Since the revenue irregularities were first made public, there have been twelve class actions lawsuits against Hansen Medical. Most Plaintiffs, have charged the company of violating SEC rules and Federal laws by stating misleading and false financial revenue information that violated Generally Accepted Accounting Principles. The plaintiffs also argue that the overstatement of revenue made the stock trade artificially high since the company's fourth financial quarter in 2007, making investors pay an unacceptable high price for the company's share and take deep loses when the stock crashed as revenue irregularities were discovered. It is unlikely that the avalanche of lawsuits will end any time soon and defending against all of them will put Hansen Medical in a precarious financial position.
Generating revenue is crucial to a business enterprise survival because it is one of the most important indicators of its financial performance and a key metric that investors use to assess its management, operations, and overall health. Because of its importance to managerial and financial accounting, revenue recognition seems to be the Achilles Tendon of many Technologically innovating and financially promising growth companies.

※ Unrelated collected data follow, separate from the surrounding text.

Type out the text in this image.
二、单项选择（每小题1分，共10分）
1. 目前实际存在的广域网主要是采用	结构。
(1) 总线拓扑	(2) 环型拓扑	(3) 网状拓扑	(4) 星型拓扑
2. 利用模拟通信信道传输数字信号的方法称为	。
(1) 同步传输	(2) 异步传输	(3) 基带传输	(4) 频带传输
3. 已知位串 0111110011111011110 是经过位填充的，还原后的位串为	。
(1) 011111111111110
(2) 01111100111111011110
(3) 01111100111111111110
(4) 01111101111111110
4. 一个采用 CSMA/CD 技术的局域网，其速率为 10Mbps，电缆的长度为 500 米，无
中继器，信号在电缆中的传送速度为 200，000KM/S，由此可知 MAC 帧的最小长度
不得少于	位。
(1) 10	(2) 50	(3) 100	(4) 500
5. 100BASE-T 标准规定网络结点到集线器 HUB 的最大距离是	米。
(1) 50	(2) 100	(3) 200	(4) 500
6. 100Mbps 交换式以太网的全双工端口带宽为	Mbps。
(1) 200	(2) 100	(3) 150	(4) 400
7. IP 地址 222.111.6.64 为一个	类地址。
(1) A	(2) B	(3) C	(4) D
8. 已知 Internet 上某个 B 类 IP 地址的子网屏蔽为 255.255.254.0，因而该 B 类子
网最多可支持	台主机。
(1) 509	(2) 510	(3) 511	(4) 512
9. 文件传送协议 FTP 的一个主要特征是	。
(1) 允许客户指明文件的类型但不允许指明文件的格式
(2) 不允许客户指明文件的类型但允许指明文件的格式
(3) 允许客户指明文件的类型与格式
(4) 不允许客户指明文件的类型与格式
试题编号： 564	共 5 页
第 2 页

For Hansen Medical, its decision to use revenue recognition improperly to artificially improve its financial condition may prove to be fatal mistake. The combination of an increasing number of lawsuits, a depressed stock price, and a highly tainted management as a result of the company's current accounting scandal may put Hansen Medical out of business and severely impair the adoption of one of the greatest technological innovations for the treatment of heart disease in the last twenty years.